[Date Prev][Date Next][Thread Prev][Thread Next][Date Index][Thread Index]

Re: Non-ambiguous cross-references (xref/ant): ent_seq?



Jim,

Thank you for the reply. Great to know that this will (eventually) get fixed. Having both entry ID and sense number in the attributes seems like a good solution.

Looking forward to it:-)

Adam


Thanks for raising this. There is discussion going on among the JMdict
editors about revisions to the structure, and I'll make sure this issue gets fixed as part of it. I've known about for the problem for years but I admit
it's not been on my fix-it list. It is now.

At present the JMdict format handles cross-references in the following form
(quoting entry 1262990):
<xref>スライド・1</xref>

I envisage it moving to something like:
<xref type="see" seq="1073760" sno="1">スライド・1</xref>

That should enable apps using JMdict to do the linkage correctly and
allow derived formats such as EDICT to continue as before.

It may be quite a while before the new structure is available. I was planning to make a call for suggestions via this list shortly. I also think we should warn app developers well in advance. Something that could be explored is parallel production of "old" and "new" JMdicts for a transition period.

Cheers

Jim

On Tue, 30 Jul 2019 at 01:42, 'Adam Nohejl' adam@nohejl.name
[edict-jmdict] <edict-jmdict@yahoogroups.com> wrote:



Hi,

I would like to use JMDict as one of the data sources for a dictionary app. I have noticed that some of the cross-references between entries (xref/ant elements) cannot be resolved without ambiguity:

A few examples:

<xref>何れ・1</xref> may refer to ent_seq 1009290, 1566210 (both have multiple senses) <xref>因・2</xref> may refer to ent_seq 1168640, 1541760, 1922790 (all have multiple senses) <xref>駆ける・かける・1</xref> may refer to ent_seq 1244720, 1570710 (and the reading does not help to disambiguate)

There are dozens more.
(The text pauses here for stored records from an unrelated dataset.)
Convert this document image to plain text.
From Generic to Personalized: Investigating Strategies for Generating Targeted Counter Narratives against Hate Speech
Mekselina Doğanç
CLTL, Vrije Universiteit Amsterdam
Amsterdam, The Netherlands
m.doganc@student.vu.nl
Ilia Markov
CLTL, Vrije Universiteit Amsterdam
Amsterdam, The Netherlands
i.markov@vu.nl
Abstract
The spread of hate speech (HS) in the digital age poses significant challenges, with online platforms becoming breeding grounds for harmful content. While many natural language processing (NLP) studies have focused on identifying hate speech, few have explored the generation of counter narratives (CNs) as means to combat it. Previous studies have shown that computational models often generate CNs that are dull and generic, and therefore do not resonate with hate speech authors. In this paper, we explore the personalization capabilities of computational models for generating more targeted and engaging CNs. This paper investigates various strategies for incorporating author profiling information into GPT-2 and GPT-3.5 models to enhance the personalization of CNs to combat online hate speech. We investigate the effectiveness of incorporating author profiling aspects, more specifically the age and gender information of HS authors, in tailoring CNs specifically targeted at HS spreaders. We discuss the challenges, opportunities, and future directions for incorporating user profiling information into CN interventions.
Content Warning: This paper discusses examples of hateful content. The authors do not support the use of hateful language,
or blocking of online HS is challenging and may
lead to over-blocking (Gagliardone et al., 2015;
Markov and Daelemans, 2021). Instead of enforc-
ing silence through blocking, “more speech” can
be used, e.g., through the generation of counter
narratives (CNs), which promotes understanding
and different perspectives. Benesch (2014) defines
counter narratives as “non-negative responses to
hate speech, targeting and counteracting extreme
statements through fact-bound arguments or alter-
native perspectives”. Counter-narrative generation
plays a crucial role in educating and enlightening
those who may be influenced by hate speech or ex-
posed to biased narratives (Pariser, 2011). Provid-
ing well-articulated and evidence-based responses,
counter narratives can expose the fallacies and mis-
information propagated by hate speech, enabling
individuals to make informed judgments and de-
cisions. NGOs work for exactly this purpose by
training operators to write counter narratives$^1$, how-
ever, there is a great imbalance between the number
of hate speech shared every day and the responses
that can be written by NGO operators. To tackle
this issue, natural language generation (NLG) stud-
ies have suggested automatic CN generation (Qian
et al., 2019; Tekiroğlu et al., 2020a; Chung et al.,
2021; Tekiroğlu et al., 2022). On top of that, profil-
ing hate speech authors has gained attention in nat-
I have also noticed that a popular iOS app Imiwa that uses JMDict often points the user to the wrong entry, so it's not just my problem.
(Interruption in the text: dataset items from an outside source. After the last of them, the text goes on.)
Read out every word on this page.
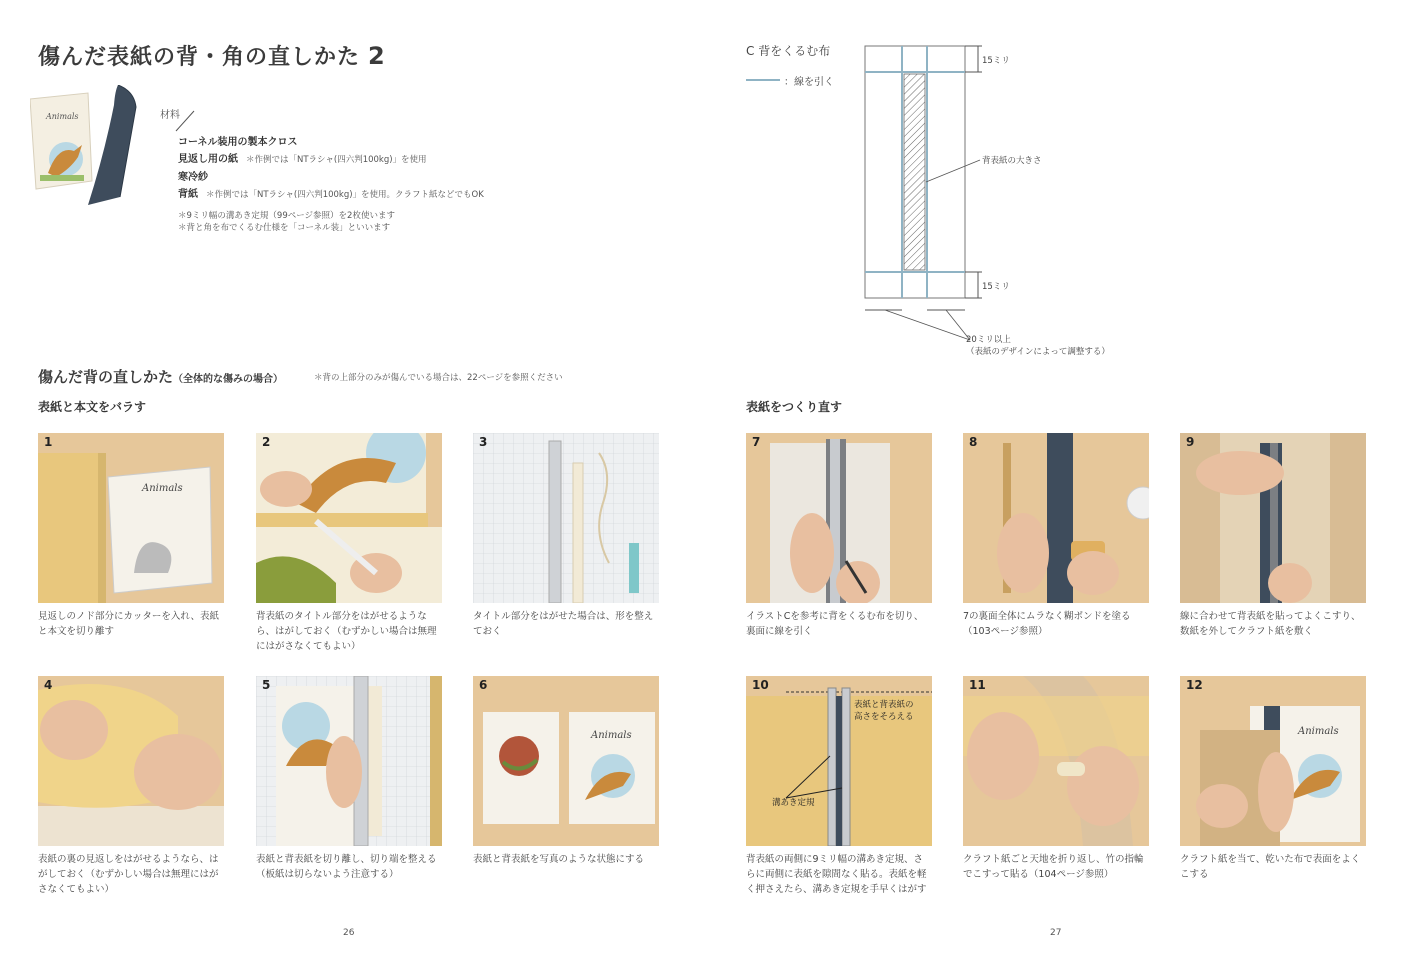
傷んだ表紙の背・角の直しかた 2
Animals	材料
コーネル装用の製本クロス
見返し用の紙 ＊作例では「NTラシャ(四六判100kg)」を使用
寒冷紗
背紙 ＊作例では「NTラシャ(四六判100kg)」を使用。クラフト紙などでもOK
＊9ミリ幅の溝あき定規（99ページ参照）を2枚使います
＊背と角を布でくるむ仕様を「コーネル装」といいます
C 背をくるむ布
：線を引く
15ミリ
15ミリ
背表紙の大きさ
20ミリ以上
（表紙のデザインによって調整する）
傷んだ背の直しかた（全体的な傷みの場合）	＊背の上部分のみが傷んでいる場合は、22ページを参照ください
表紙と本文をバラす	表紙をつくり直す
1
Animals
見返しのノド部分にカッターを入れ、表紙と本文を切り離す
2
背表紙のタイトル部分をはがせるようなら、はがしておく（むずかしい場合は無理にはがさなくてもよい）
3
タイトル部分をはがせた場合は、形を整えておく
7
イラストCを参考に背をくるむ布を切り、裏面に線を引く
8
7の裏面全体にムラなく糊ボンドを塗る（103ページ参照）
9
線に合わせて背表紙を貼ってよくこすり、数紙を外してクラフト紙を敷く
4
表紙の裏の見返しをはがせるようなら、はがしておく（むずかしい場合は無理にはがさなくてもよい）
5
表紙と背表紙を切り離し、切り端を整える（板紙は切らないよう注意する）
6
Animals
表紙と背表紙を写真のような状態にする
10
背表紙の両側に9ミリ幅の溝あき定規、さらに両側に表紙を隙間なく貼る。表紙を軽く押さえたら、溝あき定規を手早くはがす
表紙と背表紙の
高さをそろえる
溝あき定規
11
クラフト紙ごと天地を折り返し、竹の指輪でこすって貼る（104ページ参照）
12
Animals
クラフト紙を当て、乾いた布で表面をよくこする
26	27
I can see from the web search that you internally refer to the ent_seq IDs, but it's missing from the available XML file:

<xref type="see" seq="1009290">何れ・1</xref>
http://www.edrdg.org/jmdictdb/cgi-bin/entr.py?svc=jmdict&sid=&disp=xml&e=2006359

Is there any chance to get a file with non-ambiguous references?

Best regards,

--
Adam



--
Jim Breen
Adjunct Snr Research Fellow, Japanese Studies Centre, Monash University
http://www.jimbreen.org/
http://nihongo.monash.edu/

--
Adam Nohejl